Parents who never had the chance to do something that meant a lot to them in their youth will often feel jealous if their kids have the opportunity to do so. As a result, many of them try to destroy their children’s confidence so they either don’t pursue the thing that they wanted, or fail at it miserably.
Then, they can step in and be the reassuring voice of reason and support. They might tell their kid that it’s okay to not go away as an exchange student, because it really is safer at home, and they’d just get ill or homesick if they did. Or it’s good that they failed at the thing they really wanted to do, because it’s important to understand their limitations.
This is a common tactic used by narcissistic parents, designed to undermine self-esteem and keep the child small and tractable, so they don’t run the risk of outshining their parents, or making them even more jealous than they already are.
6. “Wow, you really lucked out, didn’t you?”
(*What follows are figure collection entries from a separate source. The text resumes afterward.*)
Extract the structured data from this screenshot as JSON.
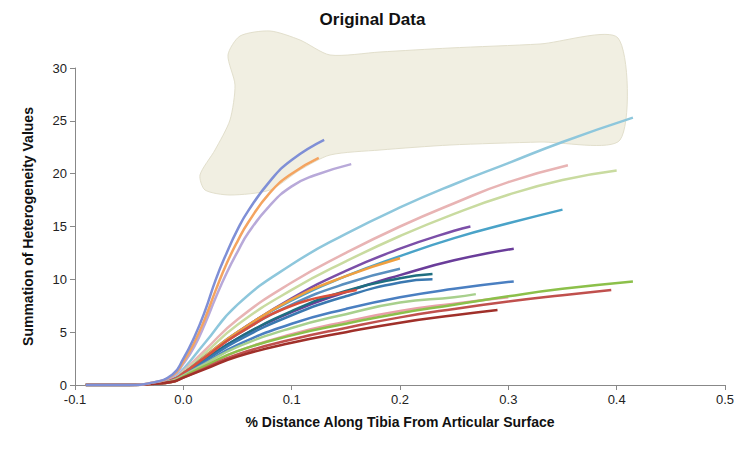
{
  "chart_data": {
    "type": "line",
    "title": "Original Data",
    "x_label": "% Distance Along Tibia From Articular Surface",
    "y_label": "Summation of Heterogeneity Values",
    "xlim": [
      -0.1,
      0.5
    ],
    "xticks": [
      -0.1,
      {
        "value": 0,
        "label": "0.0"
      },
      0.1,
      0.2,
      0.3,
      0.4,
      0.5
    ],
    "ylim": [
      0,
      30
    ],
    "yticks": [
      0,
      5,
      10,
      15,
      20,
      25,
      30
    ],
    "grid": false,
    "marker": "none",
    "series": [
      {
        "color": "#8ec7dc",
        "x": [
          -0.09,
          -0.05,
          -0.03,
          -0.01,
          0,
          0.02,
          0.05,
          0.1,
          0.15,
          0.2,
          0.25,
          0.3,
          0.35,
          0.415
        ],
        "values": [
          0,
          0,
          0.1,
          0.6,
          1.5,
          4,
          7.6,
          11.4,
          14.3,
          16.8,
          19,
          21,
          23,
          25.3
        ]
      },
      {
        "color": "#e8b4b4",
        "x": [
          -0.09,
          -0.05,
          -0.03,
          -0.01,
          0,
          0.02,
          0.05,
          0.1,
          0.15,
          0.2,
          0.25,
          0.3,
          0.355
        ],
        "values": [
          0,
          0,
          0.1,
          0.5,
          1.3,
          3.3,
          6.2,
          9.7,
          12.5,
          15,
          17.2,
          19.2,
          20.8
        ]
      },
      {
        "color": "#c9dba0",
        "x": [
          -0.09,
          -0.05,
          -0.03,
          -0.01,
          0,
          0.02,
          0.05,
          0.1,
          0.15,
          0.2,
          0.25,
          0.3,
          0.35,
          0.4
        ],
        "values": [
          0,
          0,
          0.1,
          0.5,
          1.2,
          3,
          5.7,
          9,
          11.7,
          14.1,
          16.2,
          18,
          19.4,
          20.3
        ]
      },
      {
        "color": "#4aa3c8",
        "x": [
          -0.09,
          -0.05,
          -0.03,
          -0.01,
          0,
          0.02,
          0.05,
          0.1,
          0.15,
          0.2,
          0.25,
          0.3,
          0.35
        ],
        "values": [
          0,
          0,
          0.1,
          0.5,
          1.1,
          2.7,
          5,
          8,
          10.3,
          12.2,
          13.9,
          15.3,
          16.6
        ]
      },
      {
        "color": "#7b4fa8",
        "x": [
          -0.09,
          -0.05,
          -0.03,
          -0.01,
          0,
          0.02,
          0.05,
          0.1,
          0.15,
          0.2,
          0.25,
          0.265
        ],
        "values": [
          0,
          0,
          0.1,
          0.5,
          1.1,
          2.7,
          5,
          8.2,
          10.8,
          12.9,
          14.6,
          15
        ]
      },
      {
        "color": "#6a3d9a",
        "x": [
          -0.09,
          -0.05,
          -0.03,
          -0.01,
          0,
          0.02,
          0.05,
          0.1,
          0.15,
          0.2,
          0.25,
          0.305
        ],
        "values": [
          0,
          0,
          0.1,
          0.4,
          1,
          2.4,
          4.4,
          6.9,
          8.8,
          10.4,
          11.8,
          12.9
        ]
      },
      {
        "color": "#f0a040",
        "x": [
          -0.09,
          -0.05,
          -0.03,
          -0.01,
          0,
          0.02,
          0.05,
          0.1,
          0.15,
          0.2
        ],
        "values": [
          0,
          0,
          0.1,
          0.5,
          1.1,
          2.7,
          5,
          8.1,
          10.3,
          12
        ]
      },
      {
        "color": "#5a8fbf",
        "x": [
          -0.09,
          -0.05,
          -0.03,
          -0.01,
          0,
          0.02,
          0.05,
          0.1,
          0.15,
          0.2
        ],
        "values": [
          0,
          0,
          0.1,
          0.5,
          1.1,
          2.6,
          4.8,
          7.6,
          9.6,
          11
        ]
      },
      {
        "color": "#1f6e80",
        "x": [
          -0.09,
          -0.05,
          -0.03,
          -0.01,
          0,
          0.02,
          0.05,
          0.1,
          0.15,
          0.2,
          0.23
        ],
        "values": [
          0,
          0,
          0.1,
          0.4,
          1,
          2.4,
          4.4,
          7,
          8.9,
          10.1,
          10.5
        ]
      },
      {
        "color": "#3a78b0",
        "x": [
          -0.09,
          -0.05,
          -0.03,
          -0.01,
          0,
          0.02,
          0.05,
          0.1,
          0.15,
          0.2,
          0.23
        ],
        "values": [
          0,
          0,
          0.1,
          0.4,
          1,
          2.3,
          4.2,
          6.6,
          8.4,
          9.7,
          10
        ]
      },
      {
        "color": "#d9503c",
        "x": [
          -0.09,
          -0.05,
          -0.03,
          -0.01,
          0,
          0.02,
          0.05,
          0.1,
          0.15,
          0.16
        ],
        "values": [
          0,
          0,
          0.1,
          0.5,
          1.1,
          2.6,
          4.8,
          7.5,
          8.8,
          9
        ]
      },
      {
        "color": "#4a7fc1",
        "x": [
          -0.09,
          -0.05,
          -0.03,
          -0.01,
          0,
          0.02,
          0.05,
          0.1,
          0.15,
          0.2,
          0.25,
          0.305
        ],
        "values": [
          0,
          0,
          0.1,
          0.4,
          0.9,
          2.1,
          3.8,
          5.8,
          7.2,
          8.3,
          9.1,
          9.8
        ]
      },
      {
        "color": "#a8d08d",
        "x": [
          -0.09,
          -0.05,
          -0.03,
          -0.01,
          0,
          0.02,
          0.05,
          0.1,
          0.15,
          0.2,
          0.25,
          0.27
        ],
        "values": [
          0,
          0,
          0.1,
          0.4,
          0.9,
          2,
          3.6,
          5.4,
          6.7,
          7.8,
          8.3,
          8.6
        ]
      },
      {
        "color": "#e8a0a8",
        "x": [
          -0.09,
          -0.05,
          -0.03,
          -0.01,
          0,
          0.02,
          0.05,
          0.1,
          0.15,
          0.2,
          0.25,
          0.3
        ],
        "values": [
          0,
          0,
          0.1,
          0.3,
          0.8,
          1.8,
          3.2,
          4.8,
          6,
          7,
          7.7,
          8.3
        ]
      },
      {
        "color": "#8cc04a",
        "x": [
          -0.09,
          -0.05,
          -0.03,
          -0.01,
          0,
          0.02,
          0.05,
          0.1,
          0.15,
          0.2,
          0.25,
          0.3,
          0.35,
          0.415
        ],
        "values": [
          0,
          0,
          0.1,
          0.3,
          0.8,
          1.8,
          3.2,
          4.7,
          5.8,
          6.8,
          7.6,
          8.4,
          9.1,
          9.8
        ]
      },
      {
        "color": "#c0504d",
        "x": [
          -0.09,
          -0.05,
          -0.03,
          -0.01,
          0,
          0.02,
          0.05,
          0.1,
          0.15,
          0.2,
          0.25,
          0.3,
          0.35,
          0.395
        ],
        "values": [
          0,
          0,
          0.1,
          0.3,
          0.7,
          1.6,
          2.9,
          4.3,
          5.4,
          6.4,
          7.2,
          7.9,
          8.5,
          9
        ]
      },
      {
        "color": "#a0302a",
        "x": [
          -0.09,
          -0.05,
          -0.03,
          -0.01,
          0,
          0.02,
          0.05,
          0.1,
          0.15,
          0.2,
          0.25,
          0.29
        ],
        "values": [
          0,
          0,
          0.1,
          0.3,
          0.7,
          1.5,
          2.7,
          4,
          5,
          5.9,
          6.6,
          7.1
        ]
      },
      {
        "color": "#b8a9d9",
        "x": [
          -0.09,
          -0.05,
          -0.03,
          -0.01,
          0,
          0.01,
          0.02,
          0.03,
          0.04,
          0.05,
          0.06,
          0.08,
          0.1,
          0.12,
          0.155
        ],
        "values": [
          0,
          0,
          0.2,
          0.8,
          2,
          3.6,
          5.8,
          8.3,
          10.6,
          12.6,
          14.4,
          17,
          18.8,
          19.8,
          20.9
        ]
      },
      {
        "color": "#f4a460",
        "x": [
          -0.09,
          -0.05,
          -0.03,
          -0.01,
          0,
          0.01,
          0.02,
          0.03,
          0.04,
          0.05,
          0.06,
          0.08,
          0.1,
          0.125
        ],
        "values": [
          0,
          0,
          0.2,
          0.9,
          2.2,
          4,
          6.3,
          9,
          11.5,
          13.6,
          15.4,
          18.2,
          20,
          21.5
        ]
      },
      {
        "color": "#7f8fd6",
        "x": [
          -0.09,
          -0.05,
          -0.03,
          -0.01,
          0,
          0.01,
          0.02,
          0.03,
          0.04,
          0.05,
          0.06,
          0.08,
          0.1,
          0.13
        ],
        "values": [
          0,
          0,
          0.2,
          1,
          2.5,
          4.5,
          7,
          10,
          12.5,
          14.7,
          16.5,
          19.3,
          21.3,
          23.2
        ]
      }
    ]
  }
}
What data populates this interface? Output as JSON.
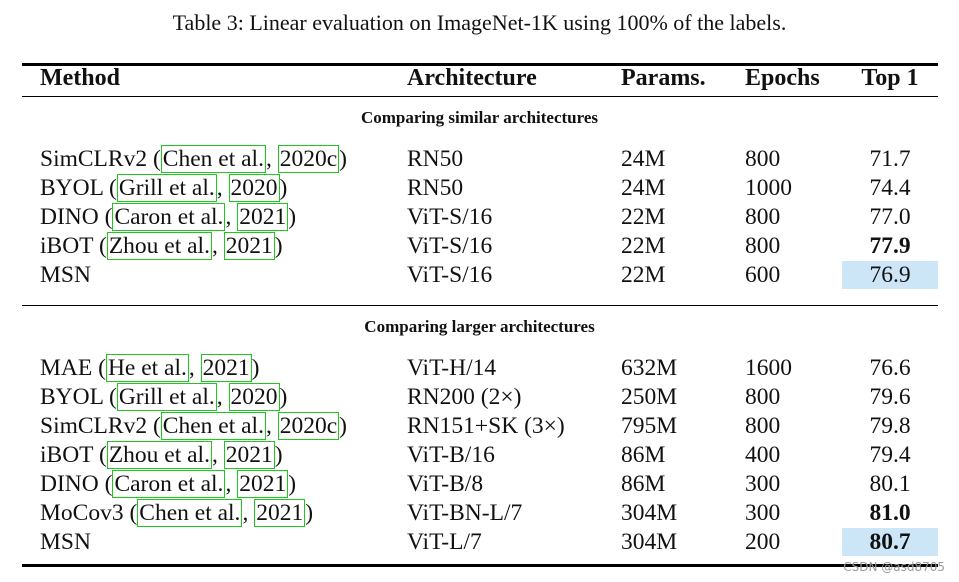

This is something that some parents say when they feel envious of something their child has achieved. Essentially, they’re downplaying whatever effort their child put into their work and implying that they received accolades due to luck instead. Furthermore, whatever it was that they achieved isn’t worth much of anything.
If the kid won an award for athletic excellence, then it was just because the other kids were a bit slower or lazier than they were. Was it an academic achievement? Well, then they probably sucked up to the teacher for better grades, which won’t matter at all once they get older and have to deal with life in the “real world”. The parents imply that nothing their children have worked hard for matters, and that nobody else will be impressed by it either.
7. “Too bad you didn’t inherit X from me.”
I’ve mostly seen this behavior in mothers who are envious of their young daughters’ youth and vitality, but it can happen with competitive fathers as well. If anyone compliments their offspring, or their kids feel confident about how they look, the parents will feel the need to “take them down a peg” by fault-finding and pointing out their child’s supposed flaws while simultaneously boosting their own self-confidence.
For example, if their teenage daughter is getting ready for prom and is beaming happily in the mirror, her mother might comment that it’s a shame she has such a small chest and doesn’t fill her dress out properly. Similarly, if the kid is looking forward to going away to college, their parent might imply that if they’d inherited their intellect, they might have gotten into a better school, thus dampening the kid’s joy at the upcoming experience.
8. “I wish I had aborted you when I had the chance.”
This is one of the most awful things a parent could say to their child. Unfortunately, according to a significant number of Reddit posts, it happens more often than you can imagine. According to the people who have posted the cruel things they heard growing up, they had parents who either resented their existence or blamed them for everything that had gone wrong in their lives.
For example, one young woman who was told that she was pretty by a lady at the grocery store was later told by her mother that she had “ruined her body and stolen her beauty”. Similar stories mention how their parents blame every miserable thing in their lives on their children’s existence, and maintain that they would have been happier if their kid had never been born… seemingly forgetting that they’re the ones who chose to have those children to begin with.
Final thoughts…
Everyone gets stressed on occasion, but saying horrible things to one’s children on a regular basis is an incredibly cruel and heartless thing to do. Of course, parents are human and may feel irrationally jealous if their children surpass their own achievements or attain things in life that they always wanted for themselves. But it’s important to unpack and process those emotions instead of unleashing them on their offspring. Young people look to their parents for support and guidance: when they encounter jealousy and cruelty instead, they learn that their parents are really their enemies, rather than their friends.